Money is fiction, that is, according to the dispositions and conclusions of certain outspoken individuals, including, primarily, reporters from an NPR broadcast and an essayist from Stanford University by the name of Milton Friedman. These parties, and more, discuss the ideologies behind the concept of money and currency and how it differs and parallels among dissimilar cultures and different scales. Ranging from a tribal culture from an Island called Yap, to the modern United States Federal Reserve and even some samples that were on an international scale. They all seem to bring to light how intangible the reality of money actually appears to be and they write it off as fiction. However, anthropologically it would not seem so fictional, it may even appear beautiful.

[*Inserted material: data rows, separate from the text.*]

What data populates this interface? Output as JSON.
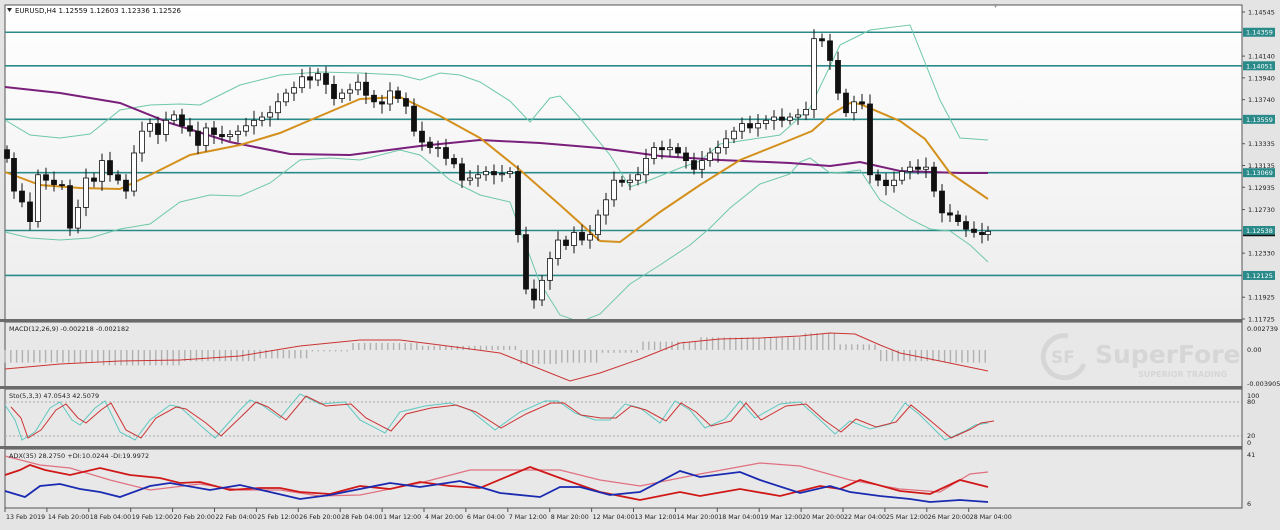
{
  "header": {
    "symbol_line": "EURUSD,H4  1.12559 1.12603 1.12336 1.12526",
    "symbol": "EURUSD",
    "timeframe": "H4",
    "open": "1.12559",
    "high": "1.12603",
    "low": "1.12336",
    "close": "1.12526"
  },
  "price_axis": {
    "ticks": [
      "1.14545",
      "1.14140",
      "1.13940",
      "1.13740",
      "1.13335",
      "1.13135",
      "1.12935",
      "1.12730",
      "1.12330",
      "1.11925",
      "1.11725"
    ],
    "level_labels": [
      "1.14359",
      "1.14051",
      "1.13559",
      "1.13069",
      "1.12538",
      "1.12125"
    ],
    "current_price": "1.12538"
  },
  "indicators": {
    "macd": {
      "label": "MACD(12,26,9) -0.002218 -0.002182",
      "axis": [
        "0.002739",
        "0.00",
        "-0.003905"
      ]
    },
    "stoch": {
      "label": "Sto(5,3,3) 47.0543 42.5079",
      "axis": [
        "100",
        "80",
        "20",
        "0"
      ]
    },
    "adx": {
      "label": "ADX(35) 28.2750 +DI:10.0244 -DI:19.9972",
      "axis": [
        "41",
        "6"
      ]
    }
  },
  "time_axis": [
    "13 Feb 2019",
    "14 Feb 20:00",
    "18 Feb 04:00",
    "19 Feb 12:00",
    "20 Feb 20:00",
    "22 Feb 04:00",
    "25 Feb 12:00",
    "26 Feb 20:00",
    "28 Feb 04:00",
    "1 Mar 12:00",
    "4 Mar 20:00",
    "6 Mar 04:00",
    "7 Mar 12:00",
    "8 Mar 20:00",
    "12 Mar 04:00",
    "13 Mar 12:00",
    "14 Mar 20:00",
    "18 Mar 04:00",
    "19 Mar 12:00",
    "20 Mar 20:00",
    "22 Mar 04:00",
    "25 Mar 12:00",
    "26 Mar 20:00",
    "28 Mar 04:00"
  ],
  "watermark": {
    "brand": "SuperForex",
    "tagline": "SUPERIOR TRADING",
    "logo_text": "SF"
  },
  "colors": {
    "level_line": "#2a8a8a",
    "level_label_bg": "#2a8a8a",
    "ma_fast": "#d4901c",
    "ma_slow": "#7a1f7a",
    "bollinger": "#6ec8a8",
    "macd_signal": "#cc3333",
    "macd_hist": "#b0b0b0",
    "stoch_main": "#5fc8c0",
    "stoch_signal": "#cc3333",
    "adx_main": "#e07080",
    "di_plus": "#1a2ab0",
    "di_minus": "#d01818"
  },
  "chart_data": {
    "type": "candlestick",
    "title": "EURUSD,H4",
    "xlabel": "",
    "ylabel": "",
    "ylim": [
      1.11725,
      1.14545
    ],
    "horizontal_levels": [
      1.14359,
      1.14051,
      1.13559,
      1.13069,
      1.12538,
      1.12125
    ],
    "x_ticks": [
      "13 Feb 2019",
      "14 Feb 20:00",
      "18 Feb 04:00",
      "19 Feb 12:00",
      "20 Feb 20:00",
      "22 Feb 04:00",
      "25 Feb 12:00",
      "26 Feb 20:00",
      "28 Feb 04:00",
      "1 Mar 12:00",
      "4 Mar 20:00",
      "6 Mar 04:00",
      "7 Mar 12:00",
      "8 Mar 20:00",
      "12 Mar 04:00",
      "13 Mar 12:00",
      "14 Mar 20:00",
      "18 Mar 04:00",
      "19 Mar 12:00",
      "20 Mar 20:00",
      "22 Mar 04:00",
      "25 Mar 12:00",
      "26 Mar 20:00",
      "28 Mar 04:00"
    ],
    "last_candle": {
      "open": 1.12559,
      "high": 1.12603,
      "low": 1.12336,
      "close": 1.12526
    },
    "price_path_approx": [
      {
        "t": "13 Feb 2019",
        "close": 1.13
      },
      {
        "t": "14 Feb 20:00",
        "close": 1.1275
      },
      {
        "t": "18 Feb 04:00",
        "close": 1.131
      },
      {
        "t": "19 Feb 12:00",
        "close": 1.134
      },
      {
        "t": "20 Feb 20:00",
        "close": 1.1345
      },
      {
        "t": "22 Feb 04:00",
        "close": 1.1335
      },
      {
        "t": "25 Feb 12:00",
        "close": 1.136
      },
      {
        "t": "26 Feb 20:00",
        "close": 1.138
      },
      {
        "t": "28 Feb 04:00",
        "close": 1.1375
      },
      {
        "t": "1 Mar 12:00",
        "close": 1.1375
      },
      {
        "t": "4 Mar 20:00",
        "close": 1.132
      },
      {
        "t": "6 Mar 04:00",
        "close": 1.1305
      },
      {
        "t": "7 Mar 12:00",
        "close": 1.1195
      },
      {
        "t": "8 Mar 20:00",
        "close": 1.1235
      },
      {
        "t": "12 Mar 04:00",
        "close": 1.1275
      },
      {
        "t": "13 Mar 12:00",
        "close": 1.1325
      },
      {
        "t": "14 Mar 20:00",
        "close": 1.131
      },
      {
        "t": "18 Mar 04:00",
        "close": 1.134
      },
      {
        "t": "19 Mar 12:00",
        "close": 1.1355
      },
      {
        "t": "20 Mar 20:00",
        "close": 1.143
      },
      {
        "t": "22 Mar 04:00",
        "close": 1.1305
      },
      {
        "t": "25 Mar 12:00",
        "close": 1.131
      },
      {
        "t": "26 Mar 20:00",
        "close": 1.1255
      },
      {
        "t": "28 Mar 04:00",
        "close": 1.1253
      }
    ],
    "indicators": {
      "macd": {
        "params": "12,26,9",
        "main": -0.002218,
        "signal": -0.002182,
        "range": [
          -0.003905,
          0.002739
        ]
      },
      "stochastic": {
        "params": "5,3,3",
        "k": 47.0543,
        "d": 42.5079,
        "levels": [
          20,
          80
        ]
      },
      "adx": {
        "period": 35,
        "adx": 28.275,
        "plus_di": 10.0244,
        "minus_di": 19.9972,
        "range": [
          6,
          41
        ]
      }
    }
  }
}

Edward Burnett Tylor, father of modern anthropology claims culture “in its ethnographic sense, is a complex whole which includes knowledge, belief, morals, art, law, custom, and any other capabilities and habit acquired by man as a member of society” This means, simply, culture is how humans in a society behave. All over the world all people are part of individual segmented cultures, divided by tradition, environment, and perhaps most importantly, language. Money, however, seems to be immune to these societal boundaries and is more than just fictional, it is an ideology shared among multiple cultures, linking them together.

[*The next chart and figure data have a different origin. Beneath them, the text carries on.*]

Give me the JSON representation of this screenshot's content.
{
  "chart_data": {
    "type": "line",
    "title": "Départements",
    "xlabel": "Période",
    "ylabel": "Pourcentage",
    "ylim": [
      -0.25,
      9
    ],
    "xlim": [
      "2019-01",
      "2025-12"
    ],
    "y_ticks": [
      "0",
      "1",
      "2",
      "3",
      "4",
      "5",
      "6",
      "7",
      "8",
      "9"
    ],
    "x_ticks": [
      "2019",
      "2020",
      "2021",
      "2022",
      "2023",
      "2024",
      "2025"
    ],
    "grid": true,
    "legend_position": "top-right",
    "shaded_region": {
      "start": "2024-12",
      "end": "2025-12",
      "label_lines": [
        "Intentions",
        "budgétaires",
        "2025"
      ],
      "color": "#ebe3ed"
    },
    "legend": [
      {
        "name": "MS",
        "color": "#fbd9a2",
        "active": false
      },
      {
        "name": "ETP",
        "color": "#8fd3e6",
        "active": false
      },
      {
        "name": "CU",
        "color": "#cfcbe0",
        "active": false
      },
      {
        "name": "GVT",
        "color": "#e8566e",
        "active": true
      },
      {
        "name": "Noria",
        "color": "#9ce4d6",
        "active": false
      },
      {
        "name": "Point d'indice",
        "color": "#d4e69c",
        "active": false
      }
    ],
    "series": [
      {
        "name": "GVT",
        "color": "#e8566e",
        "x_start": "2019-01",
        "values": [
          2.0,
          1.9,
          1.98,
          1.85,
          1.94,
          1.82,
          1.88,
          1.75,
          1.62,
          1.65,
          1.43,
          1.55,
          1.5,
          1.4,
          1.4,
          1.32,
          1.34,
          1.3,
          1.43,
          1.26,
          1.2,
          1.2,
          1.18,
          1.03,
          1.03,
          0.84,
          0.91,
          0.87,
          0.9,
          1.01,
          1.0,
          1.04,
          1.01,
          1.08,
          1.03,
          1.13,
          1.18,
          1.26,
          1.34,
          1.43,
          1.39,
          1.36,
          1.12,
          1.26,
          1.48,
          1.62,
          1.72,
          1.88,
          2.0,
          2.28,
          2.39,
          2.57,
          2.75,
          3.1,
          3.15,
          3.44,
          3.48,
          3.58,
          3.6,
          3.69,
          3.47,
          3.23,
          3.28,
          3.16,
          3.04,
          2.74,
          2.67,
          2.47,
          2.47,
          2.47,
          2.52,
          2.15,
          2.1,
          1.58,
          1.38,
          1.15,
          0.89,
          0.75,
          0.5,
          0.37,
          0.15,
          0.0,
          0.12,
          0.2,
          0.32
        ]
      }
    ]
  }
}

The tribal culture of Yap, used limestone disks as a form of currency. These disks varied in size and the bigger the disk the more wealth it represented (some even went up to 12 feet in diameter). All it took to claim possession of one of these disks is simply a general consensus among the villagers of to whom it belongs.
Eventually this island became part of a German colony. The Germans wanted these islanders to clean up the paths they used to get around the village, but to the villagers, the paths were perfectly fine as is. After failing to convince the islanders to clean up the paths, they resorted to the one thing that was understood against these highly contrasting cultures; money. The Germans took black paint and painted crosses on the largest of the limestone disks and claimed ownership of them. This acted as a sort of fine to the Yap people for not being obedient. They then immediately got to work cleaning the paths. After the job was complete the Germans removed the black crosses and restored the wealth to the islanders. While sharing no common language, tradition, lifestyles, and overall culture between the Germans and Yap; the concepts of fines, debts, wages and wealth was understood equally from both parties.
Culture originally exists because humans needed cooperation in order to survive, due to them not having any phenotypically superior traits other than intellect and perspiration. It took banding together under a common ideology in order to ensure their survival. No beast was too great for humanity to overcome due to their ability to cooperate and adapt. Culture itself is not represented as a physical item, it is represented through behavior, just like money. Money is as real as culture, and it is the only common cultural trait shared worldwide. Perhaps the idea of money is the first step towards universal cooperation among all of humanity. Which may never happen, but either way, money is, most assuredly, more than just fiction.
Friedman, Milton. “The Island of Stone Money.” Diss. Hoover Institution, Stanford University , 1991.
“The Invention of Money | This American Life.” This American Life. N.p., 7 Jan. 2011. Web. 04 Sept. 2015.
Tylor, Edward. 1920 . Primitive Culture. New York: J. P. Putnam’s Sons
“Japan’s Latest Economic Transfusion” nytimes, 13 January 2013. Web. 8 September 2015.